I want a story. I want a fake story a happy story a boring story I want to find a way to feel like I am not a waste of space. Like I am not a foregone conclusion.
I did these shows this summer, I worked really hard on them and basically no one came.
People keep saying oh you're so busy you're everywhere you do so many shows. Let me explain why this isn't good: these aren't people who see my shows, have read my work, or know what I do. It's a way of saying "I don't want to see you." People keep apologizing for missing things I've done. People keep asking for copies of my writing but then not reading it.
People just want me to introduce them to other people. No one wants to meet me.
People just want to hurt me. People just want me to die.

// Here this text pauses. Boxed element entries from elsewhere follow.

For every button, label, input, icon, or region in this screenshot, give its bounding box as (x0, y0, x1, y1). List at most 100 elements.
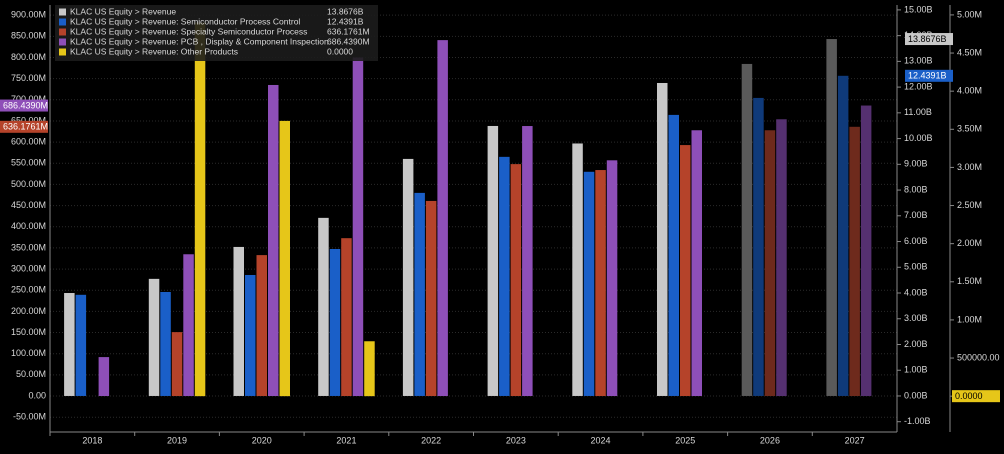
bar (268, 84, 279, 397)
legend-swatch (59, 48, 66, 56)
bar (741, 63, 753, 396)
bar (668, 114, 679, 396)
bar (860, 105, 872, 397)
x-tick-label: 2024 (591, 435, 611, 445)
bar (352, 57, 364, 397)
bar (341, 238, 352, 397)
bar (510, 164, 522, 397)
bar (233, 246, 244, 396)
legend-label: KLAC US Equity > Revenue: PCB , Display … (70, 36, 329, 46)
x-tick-label: 2026 (760, 435, 780, 445)
y2-tick-label: 2.00B (904, 339, 928, 349)
y2-tick-label: 12.00B (904, 81, 933, 91)
bar (402, 158, 414, 396)
bar (849, 126, 860, 397)
y2-tick-label: 7.00B (904, 210, 928, 220)
legend-value: 0.0000 (327, 46, 353, 56)
y3-tick-label: 1.00M (957, 314, 982, 324)
y-tick-label: 0.00 (28, 390, 46, 400)
value-tag (905, 33, 953, 46)
y-tick-label: 650.00M (11, 115, 46, 125)
y-tick-label: 150.00M (11, 327, 46, 337)
bar (171, 332, 183, 397)
bar (414, 192, 425, 396)
bar (753, 97, 764, 396)
value-tag-label: 13.8676B (908, 34, 947, 44)
bar (657, 82, 668, 396)
y3-tick-label: 1.50M (957, 276, 982, 286)
legend-swatch (59, 8, 66, 16)
x-tick-label: 2021 (336, 435, 356, 445)
y2-tick-label: 6.00B (904, 236, 928, 246)
x-tick-label: 2020 (252, 435, 272, 445)
y2-tick-label: 3.00B (904, 313, 928, 323)
y-tick-label: 450.00M (11, 200, 46, 210)
y2-tick-label: 4.00B (904, 287, 928, 297)
y-tick-label: 800.00M (11, 52, 46, 62)
value-tag-label: 12.4391B (908, 71, 947, 81)
bar (256, 255, 267, 397)
y3-tick-label: 3.00M (957, 162, 982, 172)
x-tick-label: 2027 (845, 435, 865, 445)
y-tick-label: 100.00M (11, 348, 46, 358)
y3-tick-label: 4.00M (957, 86, 982, 96)
bar (776, 119, 787, 397)
y-tick-label: 400.00M (11, 221, 46, 231)
bar (64, 293, 75, 396)
bar (522, 126, 533, 397)
bar (75, 294, 87, 396)
bar (437, 40, 448, 397)
bar (148, 278, 160, 396)
y3-tick-label: 2.00M (957, 238, 982, 248)
legend-value: 12.4391B (327, 16, 364, 26)
y2-tick-label: -1.00B (904, 416, 931, 426)
y3-tick-label: 3.50M (957, 124, 982, 134)
bar (572, 143, 583, 396)
legend-swatch (59, 38, 66, 46)
y-tick-label: 700.00M (11, 94, 46, 104)
legend-value: 13.8676B (327, 6, 364, 16)
legend-label: KLAC US Equity > Revenue: Other Products (70, 46, 238, 56)
bar (837, 75, 849, 396)
y2-tick-label: 15.00B (904, 4, 933, 14)
y3-tick-label: 2.50M (957, 200, 982, 210)
y3-tick-label: 4.50M (957, 47, 982, 57)
bar (329, 249, 341, 396)
bar (98, 357, 110, 397)
value-tag (0, 99, 48, 112)
y2-tick-label: 9.00B (904, 159, 928, 169)
y2-tick-label: 11.00B (904, 107, 932, 117)
y-tick-label: -50.00M (13, 412, 46, 422)
bar (606, 160, 618, 397)
y3-tick-label: 5.00M (957, 9, 982, 19)
y-tick-label: 350.00M (11, 242, 46, 252)
y-tick-label: 250.00M (11, 285, 46, 295)
y2-tick-label: 10.00B (904, 133, 933, 143)
value-tag (0, 120, 48, 133)
y-tick-label: 550.00M (11, 158, 46, 168)
bar (160, 291, 171, 396)
bar (425, 200, 437, 397)
bar (826, 39, 837, 396)
legend-box (55, 5, 378, 61)
legend: KLAC US Equity > Revenue 13.8676B KLAC US … (55, 5, 378, 61)
x-tick-label: 2023 (506, 435, 526, 445)
bar (364, 341, 375, 397)
y-tick-label: 750.00M (11, 73, 46, 83)
y3-tick-label: 500000.00 (957, 352, 1000, 362)
y-tick-label: 850.00M (11, 31, 46, 41)
legend-swatch (59, 28, 66, 36)
legend-swatch (59, 18, 66, 26)
value-tag-label: 0.0000 (955, 391, 983, 401)
bar (487, 125, 499, 396)
y2-tick-label: 1.00B (904, 365, 928, 375)
bar (691, 130, 702, 397)
legend-value: 636.1761M (327, 26, 370, 36)
y2-tick-label: 13.00B (904, 56, 933, 66)
bar (245, 274, 256, 396)
legend-label: KLAC US Equity > Revenue (70, 6, 176, 16)
bar (318, 217, 329, 396)
legend-label: KLAC US Equity > Revenue: Specialty Semi… (70, 26, 307, 36)
value-tag (905, 69, 953, 82)
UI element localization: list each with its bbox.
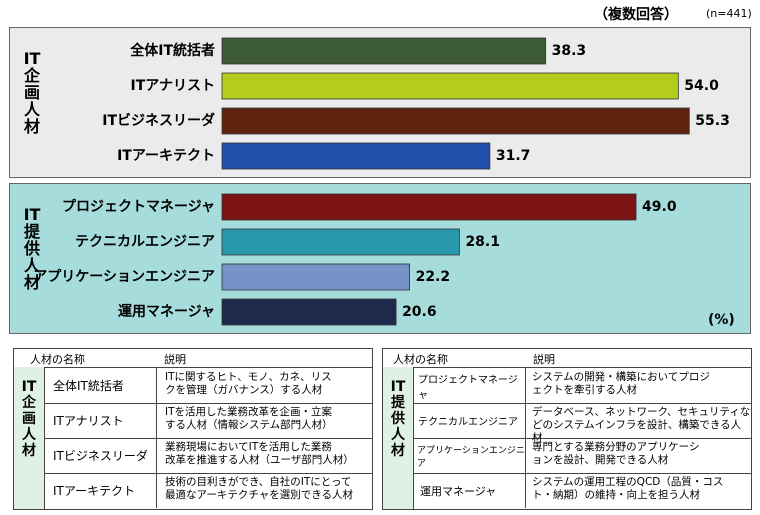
table-header: 人材の名称 説明: [383, 349, 751, 368]
row-description-line: 専門とする業務分野のアプリケーシ: [532, 441, 700, 453]
table-side-label: IT企画人材: [14, 367, 45, 509]
table-row: プロジェクトマネージャ システムの開発・構築においてプロジ ェクトを牽引する人材: [414, 368, 751, 404]
row-description: ITに関するヒト、モノ、カネ、リス クを管理（ガバナンス）する人材: [165, 371, 332, 397]
value-label: 49.0: [642, 199, 677, 215]
sample-size-note: (n=441): [706, 7, 752, 20]
row-description-line: ITに関するヒト、モノ、カネ、リス: [165, 371, 332, 383]
row-description-line: 最適なアーキテクチャを選別できる人材: [165, 489, 354, 501]
value-label: 55.3: [695, 113, 730, 129]
bar: [221, 228, 460, 256]
category-label: プロジェクトマネージャ: [61, 199, 215, 215]
row-description: データベース、ネットワーク、セキュリティな どのシステムインフラを設計、構築できる…: [532, 406, 751, 445]
bar: [221, 142, 491, 170]
header-description: 説明: [164, 353, 186, 366]
category-label: 全体IT統括者: [130, 43, 215, 59]
row-description-line: ITを活用した業務改革を企画・立案: [165, 406, 333, 418]
header-name: 人材の名称: [393, 353, 448, 366]
bar: [221, 107, 690, 135]
table-side-label: IT提供人材: [383, 367, 414, 509]
row-name: ITアナリスト: [45, 403, 157, 438]
row-name: 全体IT統括者: [45, 368, 157, 403]
row-description: 技術の目利きができ、自社のITにとって 最適なアーキテクチャを選別できる人材: [165, 476, 353, 502]
row-name: 運用マネージャ: [414, 473, 526, 508]
side-label-text: IT提供人材: [390, 379, 406, 459]
row-name: プロジェクトマネージャ: [414, 368, 526, 403]
bar: [221, 72, 679, 100]
row-name: アプリケーションエンジニア: [414, 438, 526, 473]
it-provision-table: 人材の名称 説明 IT提供人材 プロジェクトマネージャ システムの開発・構築にお…: [382, 348, 752, 510]
row-description: 専門とする業務分野のアプリケーシ ョンを設計、開発できる人材: [532, 441, 699, 467]
table-row: ITアーキテクト 技術の目利きができ、自社のITにとって 最適なアーキテクチャを選…: [45, 473, 372, 508]
header-name: 人材の名称: [30, 353, 85, 366]
row-name: テクニカルエンジニア: [414, 403, 526, 438]
table-row: テクニカルエンジニア データベース、ネットワーク、セキュリティな どのシステムイン…: [414, 403, 751, 444]
category-label: 運用マネージャ: [117, 304, 215, 320]
row-description-line: 技術の目利きができ、自社のITにとって: [165, 476, 352, 488]
unit-label: (%): [708, 312, 735, 328]
bar: [221, 37, 547, 65]
category-label: テクニカルエンジニア: [75, 234, 215, 250]
table-row: アプリケーションエンジニア 専門とする業務分野のアプリケーシ ョンを設計、開発でき…: [414, 438, 751, 474]
it-planning-group-label: IT企画人材: [23, 49, 41, 136]
table-row: ITビジネスリーダ 業務現場においてITを活用した業務 改革を推進する人材（ユーザ…: [45, 438, 372, 474]
multiple-answer-note: （複数回答）: [594, 7, 678, 23]
row-description-line: データベース、ネットワーク、セキュリティな: [532, 406, 751, 418]
it-planning-table: 人材の名称 説明 IT企画人材 全体IT統括者 ITに関するヒト、モノ、カネ、リ…: [13, 348, 373, 510]
row-description-line: ョンを設計、開発できる人材: [532, 454, 669, 466]
category-label: アプリケーションエンジニア: [33, 269, 215, 285]
table-row: 全体IT統括者 ITに関するヒト、モノ、カネ、リス クを管理（ガバナンス）する人材: [45, 368, 372, 404]
row-description-line: ト・納期）の維持・向上を担う人材: [532, 489, 700, 501]
row-description-line: ェクトを牽引する人材: [532, 384, 637, 396]
row-description-line: システムの運用工程のQCD（品質・コス: [532, 476, 724, 488]
value-label: 28.1: [465, 234, 500, 250]
bar: [221, 298, 397, 326]
row-description-line: する人材（情報システム部門人材）: [165, 419, 333, 431]
row-description: 業務現場においてITを活用した業務 改革を推進する人材（ユーザ部門人材）: [165, 441, 354, 467]
category-label: ITアーキテクト: [117, 148, 215, 164]
category-label: ITビジネスリーダ: [102, 113, 215, 129]
it-provision-group-label: IT提供人材: [23, 205, 41, 292]
header-description: 説明: [533, 353, 555, 366]
value-label: 20.6: [402, 304, 437, 320]
table-header: 人材の名称 説明: [14, 349, 372, 368]
row-description-line: クを管理（ガバナンス）する人材: [165, 384, 323, 396]
category-label: ITアナリスト: [130, 78, 215, 94]
row-description-line: どのシステムインフラを設計、構築できる人材: [532, 419, 742, 444]
bar: [221, 193, 637, 221]
table-row: ITアナリスト ITを活用した業務改革を企画・立案 する人材（情報システム部門人材…: [45, 403, 372, 439]
value-label: 22.2: [415, 269, 451, 285]
value-label: 38.3: [551, 43, 587, 59]
value-label: 31.7: [495, 148, 531, 164]
row-description: システムの運用工程のQCD（品質・コス ト・納期）の維持・向上を担う人材: [532, 476, 723, 502]
row-name: ITアーキテクト: [45, 473, 157, 508]
bar-chart: [221, 37, 690, 326]
row-description-line: 業務現場においてITを活用した業務: [165, 441, 332, 453]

I'm not even really being hyperbolic, really. It's deeply scary to feel like these things which are so plain to me are "made up". When people say it's not that bad, I don't need to be so dark, it's not as bad as it seems, I'm making a big deal.
As if I'm making this up, right? As if this is all a fantasy and I'm an asshole for dreaming it up.
As if I'm doing this, thinking this on purpose. As if I could just think a different thought. Instead of thinking "I'm worthless" I could instead think "I'm a person." As if it were that easy.
I'm stuck, man. I have been looking high and low for years. I have enlisted the help of several professionals, several medications, several friends, many many strangers, philosophies, science, art, sex, patience, etc. Nothing works. I cannot find any evidence to the contrary but that I am entirely worthless. That I can't do anything that matters. It sucks.
Even moreso because I want, really badly, to not be in pain. I wish I could change but I don't know how. I so badly want to feel like I make sense somewhere. Like I'm not just an unwelcome intrusion. But instead it becomes either disappear, be a mirror, or be worthless. Stay that way.